Lihat ke Halaman Asli

Lutfi Hilmi

Mahasiswa S1

Behaviorisme: Asumsi Dasar dalam Memahami Perilaku Manusia

Diperbarui: 28 September 2024   05:14

Kompasiana adalah platform blog. Konten ini menjadi tanggung jawab bloger dan tidak mewakili pandangan redaksi Kompas.

Ruang Kelas. Sumber Ilustrasi: PAXELS

Behaviorisme adalah salah satu pendekatan psikologi yang paling berpengaruh di abad ke-20. Dikenal sebagai aliran yang menekankan pada pengamatan perilaku yang tampak, behaviorisme muncul sebagai respons terhadap pendekatan introspektif yang dianggap kurang ilmiah dalam memahami pikiran manusia. Para behavioris menolak ide bahwa fenomena mental internal seperti pikiran atau emosi dapat menjadi objek kajian ilmiah karena tidak dapat diukur secara langsung. Sebaliknya, mereka lebih memilih fokus pada perilaku yang dapat diamati dan diukur. Tokoh-tokoh seperti John B. Watson dan B.F. Skinner telah mengembangkan prinsip-prinsip dasar dari aliran ini, yang kemudian menjadi fondasi dari berbagai teori pembelajaran.

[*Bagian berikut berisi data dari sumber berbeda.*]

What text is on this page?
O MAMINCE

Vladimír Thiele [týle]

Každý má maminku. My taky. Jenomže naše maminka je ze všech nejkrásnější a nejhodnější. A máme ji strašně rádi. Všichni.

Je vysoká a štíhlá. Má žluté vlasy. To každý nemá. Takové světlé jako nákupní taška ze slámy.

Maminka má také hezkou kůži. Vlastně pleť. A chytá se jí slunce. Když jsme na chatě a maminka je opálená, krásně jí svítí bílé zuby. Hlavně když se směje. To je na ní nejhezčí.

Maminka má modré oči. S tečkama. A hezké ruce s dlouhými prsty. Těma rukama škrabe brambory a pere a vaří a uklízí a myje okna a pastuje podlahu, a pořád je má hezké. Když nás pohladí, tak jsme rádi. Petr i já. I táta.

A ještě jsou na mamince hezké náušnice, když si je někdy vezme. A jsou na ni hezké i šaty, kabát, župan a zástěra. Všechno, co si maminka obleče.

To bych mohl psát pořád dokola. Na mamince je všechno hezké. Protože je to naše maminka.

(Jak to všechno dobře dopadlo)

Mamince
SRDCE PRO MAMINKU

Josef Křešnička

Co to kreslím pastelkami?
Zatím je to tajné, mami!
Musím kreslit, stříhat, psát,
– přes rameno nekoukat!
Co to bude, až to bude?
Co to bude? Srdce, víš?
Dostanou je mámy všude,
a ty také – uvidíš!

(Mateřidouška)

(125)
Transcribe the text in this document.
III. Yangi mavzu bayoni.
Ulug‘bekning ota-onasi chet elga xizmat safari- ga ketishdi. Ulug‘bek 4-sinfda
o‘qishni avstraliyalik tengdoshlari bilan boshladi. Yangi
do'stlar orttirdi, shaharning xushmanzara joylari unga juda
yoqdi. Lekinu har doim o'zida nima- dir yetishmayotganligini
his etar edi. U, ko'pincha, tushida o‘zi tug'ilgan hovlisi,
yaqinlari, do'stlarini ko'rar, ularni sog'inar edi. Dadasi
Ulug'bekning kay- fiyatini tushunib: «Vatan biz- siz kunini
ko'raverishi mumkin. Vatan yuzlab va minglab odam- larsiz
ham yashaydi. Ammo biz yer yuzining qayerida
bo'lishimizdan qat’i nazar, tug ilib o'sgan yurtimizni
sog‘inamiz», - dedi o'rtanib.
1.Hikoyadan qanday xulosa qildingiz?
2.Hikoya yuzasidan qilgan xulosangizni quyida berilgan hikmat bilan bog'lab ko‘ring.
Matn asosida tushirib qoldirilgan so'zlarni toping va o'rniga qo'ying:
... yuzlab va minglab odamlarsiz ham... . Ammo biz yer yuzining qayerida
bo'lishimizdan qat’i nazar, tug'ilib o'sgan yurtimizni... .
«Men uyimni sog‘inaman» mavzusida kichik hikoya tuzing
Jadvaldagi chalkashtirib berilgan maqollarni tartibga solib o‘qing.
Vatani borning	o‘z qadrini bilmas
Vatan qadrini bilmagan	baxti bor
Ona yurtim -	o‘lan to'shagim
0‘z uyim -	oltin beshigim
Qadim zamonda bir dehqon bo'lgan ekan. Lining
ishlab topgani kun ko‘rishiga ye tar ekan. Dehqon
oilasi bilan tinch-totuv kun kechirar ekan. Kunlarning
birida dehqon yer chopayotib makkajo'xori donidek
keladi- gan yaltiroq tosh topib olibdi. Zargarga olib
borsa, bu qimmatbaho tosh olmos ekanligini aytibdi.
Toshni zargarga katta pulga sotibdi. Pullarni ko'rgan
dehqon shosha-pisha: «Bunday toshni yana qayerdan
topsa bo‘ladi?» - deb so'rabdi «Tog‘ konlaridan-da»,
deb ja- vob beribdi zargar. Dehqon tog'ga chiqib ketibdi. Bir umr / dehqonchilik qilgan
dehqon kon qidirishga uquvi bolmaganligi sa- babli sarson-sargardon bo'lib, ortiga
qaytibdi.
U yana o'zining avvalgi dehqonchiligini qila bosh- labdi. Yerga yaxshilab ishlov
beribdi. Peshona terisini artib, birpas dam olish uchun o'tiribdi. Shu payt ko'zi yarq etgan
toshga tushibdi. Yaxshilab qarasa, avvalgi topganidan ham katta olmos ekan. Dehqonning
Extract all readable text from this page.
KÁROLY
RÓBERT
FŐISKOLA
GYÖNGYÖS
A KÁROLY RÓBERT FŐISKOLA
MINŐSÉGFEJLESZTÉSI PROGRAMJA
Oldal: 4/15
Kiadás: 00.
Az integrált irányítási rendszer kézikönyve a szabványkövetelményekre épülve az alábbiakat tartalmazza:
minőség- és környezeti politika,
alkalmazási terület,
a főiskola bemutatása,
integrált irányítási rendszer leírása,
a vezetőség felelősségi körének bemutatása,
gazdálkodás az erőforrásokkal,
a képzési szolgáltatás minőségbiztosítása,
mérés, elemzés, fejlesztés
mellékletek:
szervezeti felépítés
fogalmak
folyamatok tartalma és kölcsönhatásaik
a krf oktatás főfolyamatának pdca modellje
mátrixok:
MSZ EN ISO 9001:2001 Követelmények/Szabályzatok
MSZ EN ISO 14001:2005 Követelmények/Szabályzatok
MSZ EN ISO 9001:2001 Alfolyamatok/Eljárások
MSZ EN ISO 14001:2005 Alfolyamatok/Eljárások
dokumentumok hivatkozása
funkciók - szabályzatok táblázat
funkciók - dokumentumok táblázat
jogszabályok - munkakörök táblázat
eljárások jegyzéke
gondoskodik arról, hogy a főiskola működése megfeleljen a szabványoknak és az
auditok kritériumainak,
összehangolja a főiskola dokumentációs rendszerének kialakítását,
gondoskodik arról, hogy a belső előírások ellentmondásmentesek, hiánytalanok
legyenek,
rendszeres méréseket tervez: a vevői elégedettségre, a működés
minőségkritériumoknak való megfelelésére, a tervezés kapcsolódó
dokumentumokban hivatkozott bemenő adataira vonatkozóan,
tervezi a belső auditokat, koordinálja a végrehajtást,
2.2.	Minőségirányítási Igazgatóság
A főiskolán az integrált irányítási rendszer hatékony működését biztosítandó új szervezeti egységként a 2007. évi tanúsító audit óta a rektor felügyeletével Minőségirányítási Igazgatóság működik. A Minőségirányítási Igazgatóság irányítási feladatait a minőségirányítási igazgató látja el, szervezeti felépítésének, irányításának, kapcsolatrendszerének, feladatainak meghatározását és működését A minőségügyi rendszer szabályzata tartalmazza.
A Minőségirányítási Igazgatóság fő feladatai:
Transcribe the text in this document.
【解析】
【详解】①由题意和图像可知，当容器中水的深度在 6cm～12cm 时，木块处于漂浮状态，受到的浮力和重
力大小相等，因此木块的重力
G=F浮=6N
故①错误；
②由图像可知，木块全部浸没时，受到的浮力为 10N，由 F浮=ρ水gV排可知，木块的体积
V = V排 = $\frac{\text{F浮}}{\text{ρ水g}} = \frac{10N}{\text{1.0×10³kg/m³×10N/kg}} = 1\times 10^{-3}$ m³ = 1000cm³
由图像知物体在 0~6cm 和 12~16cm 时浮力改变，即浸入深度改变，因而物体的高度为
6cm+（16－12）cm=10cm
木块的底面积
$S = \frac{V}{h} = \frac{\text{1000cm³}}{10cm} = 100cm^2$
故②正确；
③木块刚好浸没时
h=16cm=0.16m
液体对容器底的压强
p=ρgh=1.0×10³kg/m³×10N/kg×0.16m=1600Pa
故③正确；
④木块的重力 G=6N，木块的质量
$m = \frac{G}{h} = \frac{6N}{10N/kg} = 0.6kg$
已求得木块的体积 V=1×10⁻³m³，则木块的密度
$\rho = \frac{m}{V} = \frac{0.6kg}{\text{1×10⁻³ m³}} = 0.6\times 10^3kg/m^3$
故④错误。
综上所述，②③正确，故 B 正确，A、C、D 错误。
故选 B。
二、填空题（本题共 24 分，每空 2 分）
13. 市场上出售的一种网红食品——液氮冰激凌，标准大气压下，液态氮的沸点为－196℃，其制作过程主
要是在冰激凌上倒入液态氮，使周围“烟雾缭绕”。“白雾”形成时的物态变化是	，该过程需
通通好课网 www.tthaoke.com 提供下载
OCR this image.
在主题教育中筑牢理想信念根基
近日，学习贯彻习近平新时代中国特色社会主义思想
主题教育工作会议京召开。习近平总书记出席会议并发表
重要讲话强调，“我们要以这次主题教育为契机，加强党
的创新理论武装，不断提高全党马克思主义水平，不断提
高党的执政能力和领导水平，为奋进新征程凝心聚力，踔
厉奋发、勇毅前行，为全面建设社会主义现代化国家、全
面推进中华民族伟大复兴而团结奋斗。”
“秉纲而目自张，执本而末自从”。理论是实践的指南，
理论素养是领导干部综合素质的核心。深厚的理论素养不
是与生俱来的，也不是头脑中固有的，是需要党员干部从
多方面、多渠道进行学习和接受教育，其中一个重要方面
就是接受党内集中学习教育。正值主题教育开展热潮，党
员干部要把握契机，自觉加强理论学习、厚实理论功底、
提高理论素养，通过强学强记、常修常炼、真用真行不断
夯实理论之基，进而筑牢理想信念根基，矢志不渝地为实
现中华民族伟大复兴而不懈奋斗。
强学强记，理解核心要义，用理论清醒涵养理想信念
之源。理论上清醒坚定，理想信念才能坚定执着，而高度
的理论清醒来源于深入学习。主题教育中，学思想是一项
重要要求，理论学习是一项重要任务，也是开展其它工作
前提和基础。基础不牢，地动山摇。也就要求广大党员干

1. Manusia sebagai Produk Lingkungan

Salah satu asumsi dasar behaviorisme adalah bahwa perilaku manusia dibentuk oleh lingkungan. Ini berakar pada keyakinan bahwa semua tindakan manusia, baik yang sederhana maupun kompleks, merupakan hasil dari interaksi dengan rangsangan dari luar. Dalam hal ini, behavioris menolak gagasan bahwa manusia memiliki kehendak bebas. Menurut mereka, setiap tindakan atau respons adalah hasil dari stimulus tertentu yang memicu perilaku tersebut.

Watson, misalnya, terkenal dengan eksperimen "Little Albert" di mana ia menunjukkan bahwa anak kecil dapat dikondisikan untuk takut pada objek yang sebelumnya netral, seperti tikus putih. Melalui paparan berulang terhadap rangsangan yang menakutkan (bunyi keras) bersamaan dengan penampakan tikus, anak tersebut belajar mengasosiasikan tikus dengan rasa takut. Ini menunjukkan bahwa perilaku dapat dimodifikasi berdasarkan pengalaman dan bahwa lingkungan memegang peran sentral dalam membentuk respons perilaku.

2. Pembelajaran melalui Pengkondisian

Dalam behaviorisme, pembelajaran dijelaskan melalui dua mekanisme utama: pengkondisian klasik dan pengkondisian operan. Keduanya menyoroti bagaimana perilaku dapat dipelajari atau diubah melalui asosiasi atau konsekuensi dari tindakan.

Pengkondisian Klasik adalah konsep yang pertama kali diperkenalkan oleh Ivan Pavlov. Ia menemukan bahwa anjing dapat belajar untuk mengasosiasikan bunyi lonceng (stimulus netral) dengan makanan (stimulus tak bersyarat), sehingga anjing tersebut akan mulai mengeluarkan air liur hanya dengan mendengar lonceng. Hal ini menunjukkan bahwa perilaku tertentu dapat dipelajari melalui proses asosiasi berulang antara dua stimulus. Dalam konteks manusia, ini dapat diaplikasikan dalam berbagai situasi, seperti bagaimana kita mengasosiasikan suara alarm dengan waktu bangun, atau lampu hijau dengan izin untuk melintas.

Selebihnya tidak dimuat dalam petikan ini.